This library automates crosswalks from one dataframe to another.
Please contact the authors below if you find any bugs or have any suggestions for improvement. Thank you!
Author: Nicolaj Søndergaard Mühlbach (n.muhlbach at gmail dot com, muhlbach at mit dot edu)
This code has the following dependencies:
- Python >=3.6
- pandas >=1.3
There are no heavy dependencies for this library to work. We have included an example that requires a parquet reader, e.g., pyarrow
, brotli
, or fastparquet
. One needs to have one of them installed in order to use the example data provided.
Otherwise, go ahead and install by pip install autocrosswalk
.
# Libraries
from autocrosswalk.main import AutoCrosswalk
from autocrosswalk.tools import load_example_data
# Load example data
data = load_example_data()
# Separate into old and new data, i.e., we crosswalk the 'data_from' to 'data_to'
data_from = data.loc[data["DB"]=="db_20_0"]

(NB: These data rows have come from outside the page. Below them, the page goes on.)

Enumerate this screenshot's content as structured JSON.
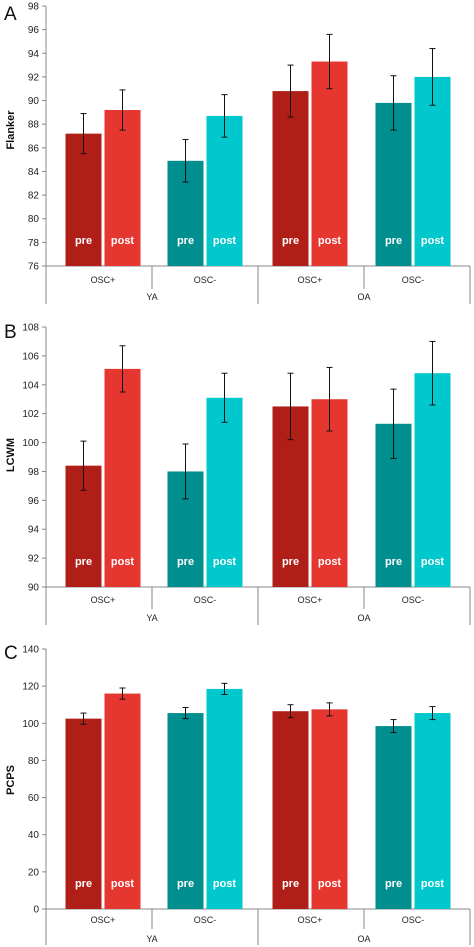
{
  "colors": {
    "pre_osc_plus": "#b01e18",
    "post_osc_plus": "#e63630",
    "pre_osc_minus": "#008e8e",
    "post_osc_minus": "#00c8cc",
    "axis": "#888888",
    "error_bar": "#111111"
  },
  "chart_data": [
    {
      "type": "bar",
      "panel": "A",
      "title": "",
      "ylabel": "Flanker",
      "ylim": [
        76,
        98
      ],
      "yticks": [
        76,
        78,
        80,
        82,
        84,
        86,
        88,
        90,
        92,
        94,
        96,
        98
      ],
      "groups": [
        "OSC+",
        "OSC-",
        "OSC+",
        "OSC-"
      ],
      "supergroups": [
        "YA",
        "OA"
      ],
      "series": [
        {
          "name": "pre",
          "values": [
            87.2,
            84.9,
            90.8,
            89.8
          ],
          "errors": [
            1.7,
            1.8,
            2.2,
            2.3
          ]
        },
        {
          "name": "post",
          "values": [
            89.2,
            88.7,
            93.3,
            92.0
          ],
          "errors": [
            1.7,
            1.8,
            2.3,
            2.4
          ]
        }
      ]
    },
    {
      "type": "bar",
      "panel": "B",
      "title": "",
      "ylabel": "LCWM",
      "ylim": [
        90,
        108
      ],
      "yticks": [
        90,
        92,
        94,
        96,
        98,
        100,
        102,
        104,
        106,
        108
      ],
      "groups": [
        "OSC+",
        "OSC-",
        "OSC+",
        "OSC-"
      ],
      "supergroups": [
        "YA",
        "OA"
      ],
      "series": [
        {
          "name": "pre",
          "values": [
            98.4,
            98.0,
            102.5,
            101.3
          ],
          "errors": [
            1.7,
            1.9,
            2.3,
            2.4
          ]
        },
        {
          "name": "post",
          "values": [
            105.1,
            103.1,
            103.0,
            104.8
          ],
          "errors": [
            1.6,
            1.7,
            2.2,
            2.2
          ]
        }
      ]
    },
    {
      "type": "bar",
      "panel": "C",
      "title": "",
      "ylabel": "PCPS",
      "ylim": [
        0,
        140
      ],
      "yticks": [
        0,
        20,
        40,
        60,
        80,
        100,
        120,
        140
      ],
      "groups": [
        "OSC+",
        "OSC-",
        "OSC+",
        "OSC-"
      ],
      "supergroups": [
        "YA",
        "OA"
      ],
      "series": [
        {
          "name": "pre",
          "values": [
            102.5,
            105.5,
            106.5,
            98.5
          ],
          "errors": [
            3.0,
            3.0,
            3.5,
            3.5
          ]
        },
        {
          "name": "post",
          "values": [
            116.0,
            118.5,
            107.5,
            105.5
          ],
          "errors": [
            3.0,
            3.0,
            3.5,
            3.5
          ]
        }
      ]
    }
  ]
}
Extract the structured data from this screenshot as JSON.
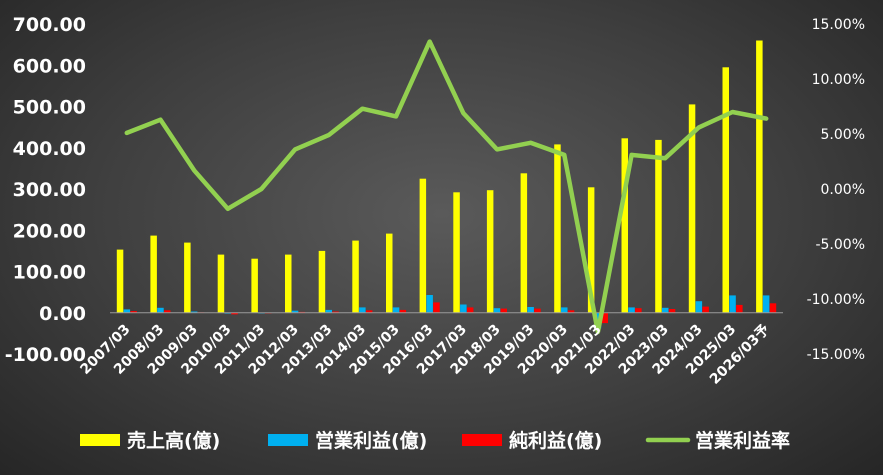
{
  "chart_data": {
    "type": "bar",
    "categories": [
      "2007/03",
      "2008/03",
      "2009/03",
      "2010/03",
      "2011/03",
      "2012/03",
      "2013/03",
      "2014/03",
      "2015/03",
      "2016/03",
      "2017/03",
      "2018/03",
      "2019/03",
      "2020/03",
      "2021/03",
      "2022/03",
      "2023/03",
      "2024/03",
      "2025/03",
      "2026/03予"
    ],
    "series": [
      {
        "name": "売上高(億)",
        "axis": "left",
        "kind": "bar",
        "color": "#ffff00",
        "values": [
          153,
          187,
          170,
          141,
          131,
          141,
          150,
          175,
          192,
          325,
          292,
          297,
          338,
          408,
          304,
          423,
          419,
          505,
          595,
          660
        ]
      },
      {
        "name": "営業利益(億)",
        "axis": "left",
        "kind": "bar",
        "color": "#00b0f0",
        "values": [
          8,
          12,
          3,
          -2,
          0,
          5,
          7,
          13,
          13,
          43,
          20,
          11,
          14,
          13,
          -38,
          13,
          12,
          28,
          42,
          42
        ]
      },
      {
        "name": "純利益(億)",
        "axis": "left",
        "kind": "bar",
        "color": "#ff0000",
        "values": [
          4,
          6,
          1,
          -4,
          -1,
          2,
          3,
          6,
          7,
          25,
          13,
          10,
          10,
          6,
          -25,
          11,
          9,
          15,
          19,
          23
        ]
      },
      {
        "name": "営業利益率",
        "axis": "right",
        "kind": "line",
        "color": "#92d050",
        "values": [
          5.1,
          6.3,
          1.7,
          -1.8,
          0.0,
          3.6,
          4.9,
          7.3,
          6.6,
          13.4,
          6.9,
          3.6,
          4.2,
          3.1,
          -13.0,
          3.1,
          2.8,
          5.6,
          7.0,
          6.4
        ]
      }
    ],
    "y_left": {
      "min": -100,
      "max": 700,
      "step": 100,
      "tick_labels": [
        "-100.00",
        "0.00",
        "100.00",
        "200.00",
        "300.00",
        "400.00",
        "500.00",
        "600.00",
        "700.00"
      ]
    },
    "y_right": {
      "min": -15,
      "max": 15,
      "step": 5,
      "tick_labels": [
        "-15.00%",
        "-10.00%",
        "-5.00%",
        "0.00%",
        "5.00%",
        "10.00%",
        "15.00%"
      ]
    },
    "title": "",
    "xlabel": "",
    "ylabel": "",
    "grid": false,
    "legend_position": "bottom"
  }
}
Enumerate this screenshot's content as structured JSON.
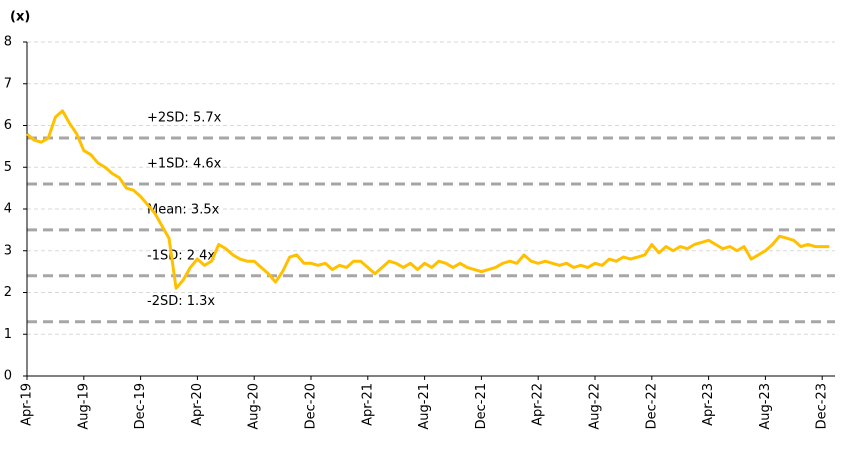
{
  "chart_data": {
    "type": "line",
    "y_label": "(x)",
    "categories": [
      "Apr-19",
      null,
      null,
      null,
      null,
      null,
      null,
      null,
      "Aug-19",
      null,
      null,
      null,
      null,
      null,
      null,
      null,
      "Dec-19",
      null,
      null,
      null,
      null,
      null,
      null,
      null,
      "Apr-20",
      null,
      null,
      null,
      null,
      null,
      null,
      null,
      "Aug-20",
      null,
      null,
      null,
      null,
      null,
      null,
      null,
      "Dec-20",
      null,
      null,
      null,
      null,
      null,
      null,
      null,
      "Apr-21",
      null,
      null,
      null,
      null,
      null,
      null,
      null,
      "Aug-21",
      null,
      null,
      null,
      null,
      null,
      null,
      null,
      "Dec-21",
      null,
      null,
      null,
      null,
      null,
      null,
      null,
      "Apr-22",
      null,
      null,
      null,
      null,
      null,
      null,
      null,
      "Aug-22",
      null,
      null,
      null,
      null,
      null,
      null,
      null,
      "Dec-22",
      null,
      null,
      null,
      null,
      null,
      null,
      null,
      "Apr-23",
      null,
      null,
      null,
      null,
      null,
      null,
      null,
      "Aug-23",
      null,
      null,
      null,
      null,
      null,
      null,
      null,
      "Dec-23",
      null
    ],
    "values": [
      5.8,
      5.65,
      5.6,
      5.7,
      6.2,
      6.35,
      6.05,
      5.8,
      5.4,
      5.3,
      5.1,
      5.0,
      4.85,
      4.75,
      4.5,
      4.45,
      4.3,
      4.1,
      3.9,
      3.6,
      3.3,
      2.1,
      2.3,
      2.6,
      2.8,
      2.65,
      2.75,
      3.15,
      3.05,
      2.9,
      2.8,
      2.75,
      2.75,
      2.6,
      2.45,
      2.25,
      2.5,
      2.85,
      2.9,
      2.7,
      2.7,
      2.65,
      2.7,
      2.55,
      2.65,
      2.6,
      2.75,
      2.75,
      2.6,
      2.45,
      2.6,
      2.75,
      2.7,
      2.6,
      2.7,
      2.55,
      2.7,
      2.6,
      2.75,
      2.7,
      2.6,
      2.7,
      2.6,
      2.55,
      2.5,
      2.55,
      2.6,
      2.7,
      2.75,
      2.7,
      2.9,
      2.75,
      2.7,
      2.75,
      2.7,
      2.65,
      2.7,
      2.6,
      2.65,
      2.6,
      2.7,
      2.65,
      2.8,
      2.75,
      2.85,
      2.8,
      2.85,
      2.9,
      3.15,
      2.95,
      3.1,
      3.0,
      3.1,
      3.05,
      3.15,
      3.2,
      3.25,
      3.15,
      3.05,
      3.1,
      3.0,
      3.1,
      2.8,
      2.9,
      3.0,
      3.15,
      3.35,
      3.3,
      3.25,
      3.1,
      3.15,
      3.1,
      3.1,
      3.1
    ],
    "color": "#ffc000",
    "ylim": [
      0,
      8
    ],
    "yticks": [
      0,
      1,
      2,
      3,
      4,
      5,
      6,
      7,
      8
    ],
    "grid": true,
    "bands": [
      {
        "label": "+2SD: 5.7x",
        "value": 5.7
      },
      {
        "label": "+1SD: 4.6x",
        "value": 4.6
      },
      {
        "label": "Mean: 3.5x",
        "value": 3.5
      },
      {
        "label": "-1SD: 2.4x",
        "value": 2.4
      },
      {
        "label": "-2SD: 1.3x",
        "value": 1.3
      }
    ],
    "band_color": "#a6a6a6"
  }
}
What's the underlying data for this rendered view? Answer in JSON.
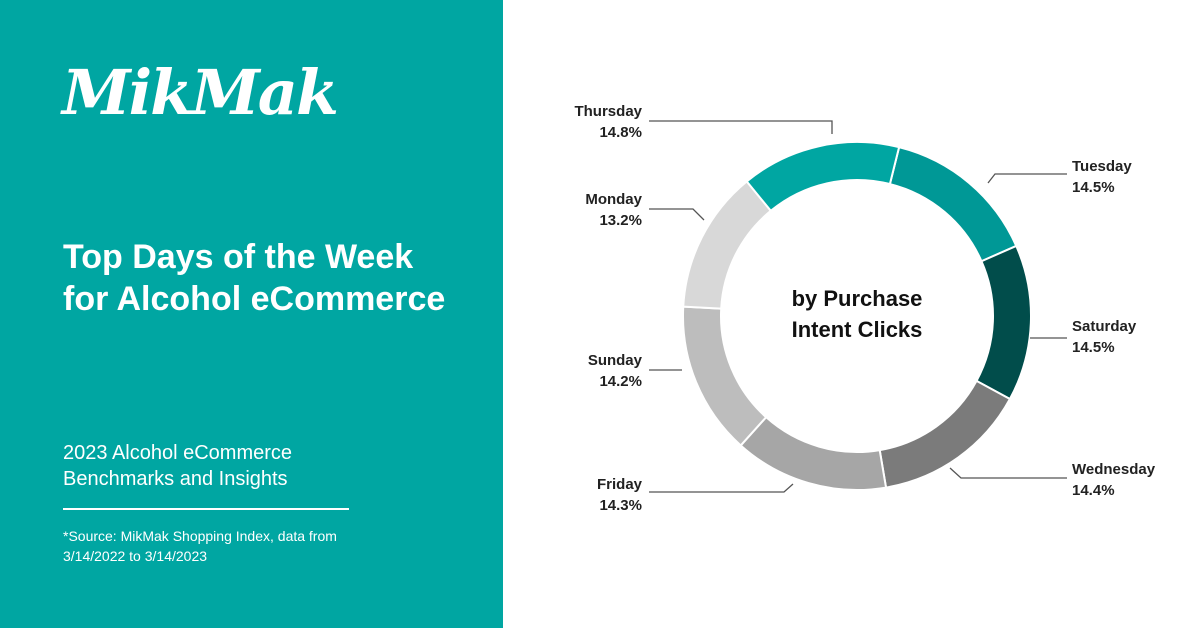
{
  "brand": {
    "logo_text": "MikMak"
  },
  "header": {
    "title": "Top Days of the Week for Alcohol eCommerce"
  },
  "report": {
    "subtitle": "2023 Alcohol eCommerce Benchmarks and Insights"
  },
  "footnote": {
    "source": "*Source: MikMak Shopping Index, data from 3/14/2022 to 3/14/2023"
  },
  "colors": {
    "panel": "#00a6a2",
    "text_light": "#ffffff",
    "leader": "#555555"
  },
  "chart_data": {
    "type": "donut",
    "center_label": [
      "by Purchase",
      "Intent Clicks"
    ],
    "unit": "%",
    "legend": "none",
    "slices": [
      {
        "label": "Tuesday",
        "value": 14.5,
        "display": "14.5%",
        "color": "#009896"
      },
      {
        "label": "Saturday",
        "value": 14.5,
        "display": "14.5%",
        "color": "#014d4b"
      },
      {
        "label": "Wednesday",
        "value": 14.4,
        "display": "14.4%",
        "color": "#7b7b7b"
      },
      {
        "label": "Friday",
        "value": 14.3,
        "display": "14.3%",
        "color": "#a6a6a6"
      },
      {
        "label": "Sunday",
        "value": 14.2,
        "display": "14.2%",
        "color": "#bdbdbd"
      },
      {
        "label": "Monday",
        "value": 13.2,
        "display": "13.2%",
        "color": "#d8d8d8"
      },
      {
        "label": "Thursday",
        "value": 14.8,
        "display": "14.8%",
        "color": "#00a6a2"
      }
    ]
  }
}
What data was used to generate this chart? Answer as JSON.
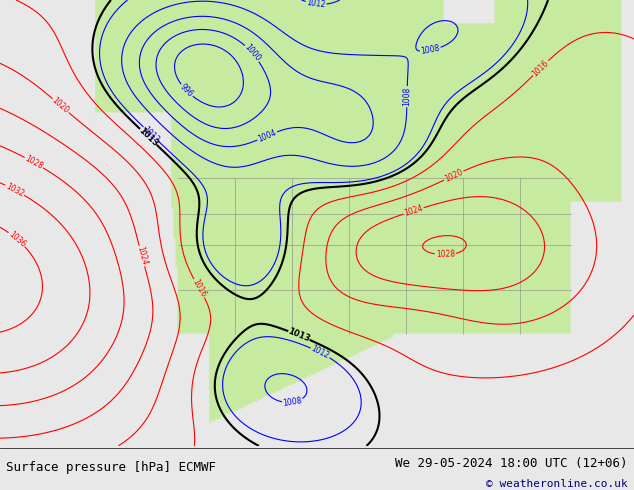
{
  "title_left": "Surface pressure [hPa] ECMWF",
  "title_right": "We 29-05-2024 18:00 UTC (12+06)",
  "copyright": "© weatheronline.co.uk",
  "bg_color": "#e8e8e8",
  "land_color_rgba": [
    0.78,
    0.92,
    0.63,
    1.0
  ],
  "ocean_color_rgba": [
    0.91,
    0.91,
    0.91,
    1.0
  ],
  "contour_color_below": "#0000ff",
  "contour_color_above": "#ff0000",
  "contour_color_1013": "#000000",
  "title_fontsize": 9,
  "label_fontsize": 5.5,
  "figsize": [
    6.34,
    4.9
  ],
  "dpi": 100
}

data_to = data.loc[data["DB"]=="db_26_1"]
# Instantiate
autocrosswalk = AutoCrosswalk(n_best_match=3,
prioritize_exact_match=True,
enforce_completeness=True,
verbose=2)
# Generate crosswalk file
df_crosswalk = autocrosswalk.generate_crosswalk(df_from=data_from,
df_to=data_to,
numeric_key=['O*NET-SOC Code'],
text_key=['Job title'])
# Perform crosswalk
df_updated = autocrosswalk.perform_crosswalk(crosswalk=df_crosswalk,
df=data_from,
values=["Data Value"],
by=['Date', 'DB',
'Category', 'Element ID',
'Element Name','Element description'])
# Check if number of unique keys match
print(len(df_updated["O*NET-SOC Code"].unique()) == len(data_to["O*NET-SOC Code"].unique()))
print(len(df_updated["Job title"].unique()) == len(data_to["Job title"].unique()))
# Now, 'df_updated' has all new keys from 'data_to'!